On February 26, 2020, the National Labor Relations Board issued a final rule regarding whether two entities will be considered a joint employer, restoring its pre-2015 standard, and providing greater precision, clarity, and detail by using its rulemaking power. The Board’s new rule becomes effective on April 27, 2020. To be considered a joint employer under the National Labor Relations Act, a business must possess and exercise substantial direct and immediate control over one or more essential terms and conditions of employment of another employer’s employees. In a Press Release, the Board noted that its new standard is a matter of consequence because if two entities are joint employers, both must bargain with the union that represents the jointly employed employees, both are potentially liable for unfair labor practices committed by the other, and both are subject to union picketing or other economic pressure if there is a labor dispute. In response to its request for input from the public, the Board received nearly 29,000 comments.

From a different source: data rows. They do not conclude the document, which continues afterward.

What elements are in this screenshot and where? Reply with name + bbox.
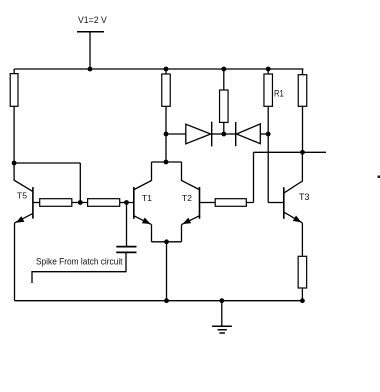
- wire T2 base: [200, 202, 216, 204]
- wire T2 base resistor to feedback riser: [246, 152, 253, 202]
- resistor middle (T1/T2 collector load): [162, 74, 171, 106]
- wire R1 to T3 base: [267, 106, 269, 202]
- voltage source V1 bar: [77, 31, 104, 33]
- node collector tie junction: [164, 160, 169, 165]
- wire T2 emitter down: [181, 225, 183, 242]
- node emitter line on bottom rail: [164, 298, 169, 303]
- resistor right (T3 collector feed): [298, 75, 307, 107]
- wire T1 emitter down: [151, 225, 153, 242]
- transistor T2 emitter: [182, 216, 200, 225]
- wire T3 collector: [284, 152, 302, 193]
- edge artifact mark: [378, 176, 380, 179]
- svg-text:V1=2 V: V1=2 V: [78, 15, 107, 26]
- wire T3 base: [268, 202, 284, 204]
- transistor T5 base bar: [32, 187, 34, 219]
- wire rail to middle resistor: [165, 69, 167, 74]
- transistor T3 emitter arrow: [293, 216, 302, 223]
- wire T3 emitter resistor to bottom rail: [301, 288, 303, 301]
- diode D1 cathode bar: [211, 122, 213, 147]
- node diode-feed resistor rail junction: [221, 67, 226, 72]
- transistor T5 emitter arrow: [16, 216, 25, 223]
- node R1 rail junction: [266, 67, 271, 72]
- diode D2 cathode bar: [235, 122, 237, 146]
- wire feedback line: [254, 151, 327, 153]
- wire rail to R1: [267, 69, 269, 74]
- wire rail to left resistor: [13, 69, 15, 74]
- wire chain B to T1 base node: [120, 202, 134, 204]
- wire center junction to D2: [224, 133, 236, 135]
- wire T5 emitter to bottom rail: [14, 223, 16, 301]
- wire V1 to rail: [89, 32, 91, 69]
- wire T3 emitter to resistor: [301, 223, 303, 256]
- svg-text:T3: T3: [299, 192, 310, 202]
- resistor base chain B: [88, 199, 120, 207]
- diode D1 (pointing right): [186, 124, 211, 144]
- diode D1 wire from collector line: [166, 133, 186, 135]
- resistor left (T5 collector): [10, 74, 18, 107]
- wire rail to diode-feed resistor: [223, 69, 225, 90]
- node bottom rail right end: [300, 298, 305, 303]
- wire left resistor to T5 node: [13, 106, 15, 163]
- svg-text:T2: T2: [182, 193, 192, 203]
- diode D2 (pointing left): [237, 124, 261, 144]
- wire ground lead: [221, 301, 223, 327]
- svg-text:T1: T1: [142, 193, 152, 203]
- svg-text:T5: T5: [17, 190, 27, 200]
- node diode tap on collector line: [164, 132, 169, 137]
- wire emitter tie to bottom rail: [166, 242, 168, 301]
- wire middle resistor to collector node: [165, 106, 167, 162]
- wire T5 node to resistor chain: [14, 163, 80, 203]
- transistor T2 emitter arrow: [183, 218, 192, 224]
- wire D2 to R1 line: [260, 133, 268, 135]
- wire T5 collector: [14, 163, 32, 191]
- node output junction: [300, 150, 305, 155]
- ground: [212, 326, 232, 333]
- wire capacitor to spike input: [32, 252, 126, 283]
- transistor T3 base bar: [283, 187, 285, 219]
- resistor T2 base: [215, 199, 246, 207]
- wire diode-feed resistor to diode junction: [223, 122, 225, 134]
- node emitter tie junction: [164, 239, 169, 244]
- resistor T3 emitter: [298, 256, 307, 288]
- transistor T3 emitter: [284, 212, 302, 223]
- resistor base chain A: [40, 199, 72, 207]
- svg-text:R1: R1: [274, 89, 284, 99]
- resistor diode feed (lower): [220, 90, 229, 122]
- node diode center junction: [221, 132, 226, 137]
- transistor T1 base bar: [133, 187, 135, 219]
- capacitor bottom plate: [116, 251, 136, 253]
- wire collector drop right: [182, 162, 200, 190]
- top rail wire: [14, 68, 303, 70]
- wire rail to right resistor: [302, 69, 304, 75]
- node chain midpoint: [78, 200, 83, 205]
- bottom rail wire: [15, 300, 303, 302]
- capacitor top plate: [116, 246, 136, 248]
- transistor T2 base bar: [199, 187, 201, 219]
- resistor R1: [264, 74, 273, 106]
- node middle resistor rail junction: [164, 67, 169, 72]
- wire right resistor to output node: [302, 106, 304, 152]
- svg-text:Spike From latch circuit: Spike From latch circuit: [36, 257, 123, 267]
- transistor T5 emitter: [15, 213, 33, 223]
- wire T1/T2 collector tie top: [152, 161, 182, 163]
- wire emitter tie bottom: [152, 241, 182, 243]
- wire between chain resistors: [72, 202, 88, 204]
- transistor T1 emitter: [134, 216, 151, 225]
- node T5 collector junction: [12, 161, 17, 166]
- node ground tap on bottom rail: [219, 298, 224, 303]
- transistor T1 emitter arrow: [142, 218, 151, 225]
- wire D1 to center junction: [212, 133, 224, 135]
- wire T1 base node to capacitor: [126, 203, 128, 247]
- node D2-R1 junction: [266, 132, 271, 137]
- node V1-rail junction: [88, 67, 93, 72]
- wire collector drop left: [134, 162, 151, 190]
- wire T5 base: [33, 202, 40, 204]
- node T1 base junction: [124, 200, 129, 205]
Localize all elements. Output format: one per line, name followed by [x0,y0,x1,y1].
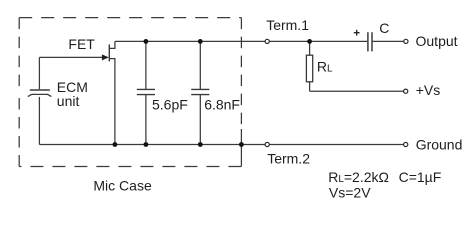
node junction dot case ground [239,142,244,147]
terminal Ground circle [404,142,408,146]
wire top rail (drain to cap C) [115,40,367,42]
wire top rail (cap C to Output) [373,40,404,42]
transistor FET gate arrow [102,54,109,60]
svg-text:Ground: Ground [416,136,463,152]
node junction dot cap 5.6pF top [144,39,149,44]
node junction dot FET source bottom [113,142,118,147]
capacitor C plates [368,32,372,51]
mic case dashed enclosure [19,18,241,167]
svg-text:unit: unit [57,93,80,109]
wire gate net (ECM to FET gate) [39,56,103,58]
svg-text:+Vs: +Vs [416,82,441,98]
svg-text:C=1µF: C=1µF [399,169,442,185]
transistor FET drain lead [109,41,115,48]
svg-text:Mic Case: Mic Case [93,178,152,194]
terminal Output circle [404,39,408,43]
svg-text:Vs=2V: Vs=2V [329,185,371,201]
svg-text:Term.1: Term.1 [266,17,309,33]
transistor FET source lead [109,59,115,145]
node junction dot RL top [307,39,312,44]
wire bottom rail (ground net) [39,144,403,146]
svg-text:RL=2.2kΩ: RL=2.2kΩ [328,169,389,185]
svg-text:RL: RL [317,58,333,74]
wire +Vs feed [310,90,404,92]
svg-text:Output: Output [416,33,458,49]
svg-text:5.6pF: 5.6pF [152,97,188,113]
node junction dot cap 6.8nF bottom [198,142,203,147]
svg-text:6.8nF: 6.8nF [204,97,240,113]
capacitor 6.8nF [191,41,209,144]
terminal Term.1 circle [265,39,269,43]
node junction dot cap 5.6pF bottom [144,142,149,147]
capacitor 5.6pF [137,41,155,144]
terminal Term.2 circle [265,142,269,146]
polarity plus mark [354,30,360,36]
transistor FET channel bar [108,44,110,61]
node junction dot cap 6.8nF top [198,39,203,44]
svg-text:C: C [379,20,389,36]
terminal +Vs circle [404,89,408,93]
ECM unit electret capsule C0 [28,57,52,144]
resistor RL [306,41,312,91]
svg-text:Term.2: Term.2 [267,151,310,167]
svg-text:FET: FET [68,36,95,52]
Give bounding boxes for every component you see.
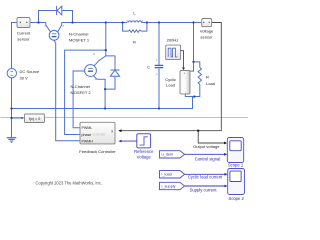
svg-text:u_dem: u_dem [162, 153, 174, 157]
svg-text:MOSFET 1: MOSFET 1 [69, 38, 90, 43]
svg-text:Reference: Reference [134, 149, 154, 154]
svg-text:Cyclic: Cyclic [165, 77, 176, 82]
svg-text:Voltage: Voltage [137, 154, 152, 159]
svg-text:PWML: PWML [82, 126, 93, 130]
svg-text:Scope 2: Scope 2 [228, 196, 244, 201]
svg-text:Control signal: Control signal [195, 156, 221, 161]
svg-text:PWMH: PWMH [82, 139, 94, 143]
svg-text:Load: Load [206, 81, 215, 86]
svg-text:controller: controller [93, 133, 107, 137]
svg-text:i_load: i_load [161, 173, 171, 177]
svg-text:L: L [133, 10, 136, 15]
svg-text:N-Channel: N-Channel [71, 84, 90, 89]
svg-text:R: R [133, 40, 136, 45]
svg-text:phase: phase [82, 133, 92, 137]
svg-text:Load: Load [166, 83, 175, 88]
svg-text:i_supply: i_supply [161, 184, 175, 188]
svg-text:f(x) = 0: f(x) = 0 [29, 117, 41, 121]
svg-text:DC Source: DC Source [20, 69, 41, 74]
svg-text:MOSFET 2: MOSFET 2 [71, 90, 92, 95]
svg-text:-: - [185, 90, 186, 94]
svg-text:Cyclic load current: Cyclic load current [188, 175, 223, 180]
svg-text:+: + [183, 72, 185, 76]
svg-text:R: R [206, 75, 209, 80]
svg-text:d: d [93, 52, 95, 56]
svg-text:200Hz: 200Hz [167, 37, 179, 42]
svg-text:30 V: 30 V [20, 76, 29, 81]
svg-text:Feedback Controller: Feedback Controller [79, 149, 116, 154]
svg-text:sensor: sensor [200, 35, 213, 40]
svg-text:N-Channel: N-Channel [69, 32, 88, 37]
svg-text:Scope 1: Scope 1 [228, 162, 244, 167]
svg-text:Voltage: Voltage [200, 29, 214, 34]
svg-text:Current: Current [17, 30, 31, 35]
svg-text:C: C [147, 65, 150, 70]
svg-text:Output voltage: Output voltage [193, 144, 220, 149]
svg-text:Supply current: Supply current [190, 188, 218, 193]
svg-text:Copyright 2023 The MathWorks,: Copyright 2023 The MathWorks, Inc. [36, 181, 103, 186]
svg-text:sensor: sensor [17, 36, 30, 41]
svg-text:s: s [63, 24, 65, 28]
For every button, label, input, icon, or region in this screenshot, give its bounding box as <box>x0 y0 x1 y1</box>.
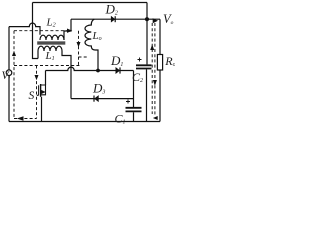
wire: node vertical S-drain junction down to D3 wire <box>70 71 72 99</box>
wire: top rail <box>33 2 148 4</box>
dashed loop left vertical <box>13 31 15 119</box>
dashed mid horizontal <box>14 65 81 67</box>
wire: left rail with source gap <box>8 27 10 122</box>
resistor R box branch <box>159 19 161 121</box>
junction dot node Lo/D1 <box>96 69 100 73</box>
svg-text:D1: D1 <box>110 53 123 68</box>
svg-text:L2: L2 <box>46 17 56 29</box>
arrow left right-bottom <box>153 116 158 120</box>
dashed loop top horizontal <box>14 30 67 32</box>
dashed current loops <box>14 23 155 119</box>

The Board’s new rule regarding joint employers comes on the heels of a final rule issued by the Wage and Hour Division of the U. S. Department of Labor on January 12, 2020, which will become effective on March 16, 2020. The DOL updated its regulations interpreting joint employer status under the Fair Labor Standards Act. Both rules narrow the scope of what defines joint employment under the NLRA and the FLSA, and both are welcome news to employers.
The law regarding “joint employer” status is less clear under California law, however, where the Supreme Court in Vazquez v. Jan-Pro Franchising issued an order on February 27, 2020, rejecting the parties’ request to consider whether the Court’s Dynamex “ABC test” should be used to determine if two or more businesses are joint employers.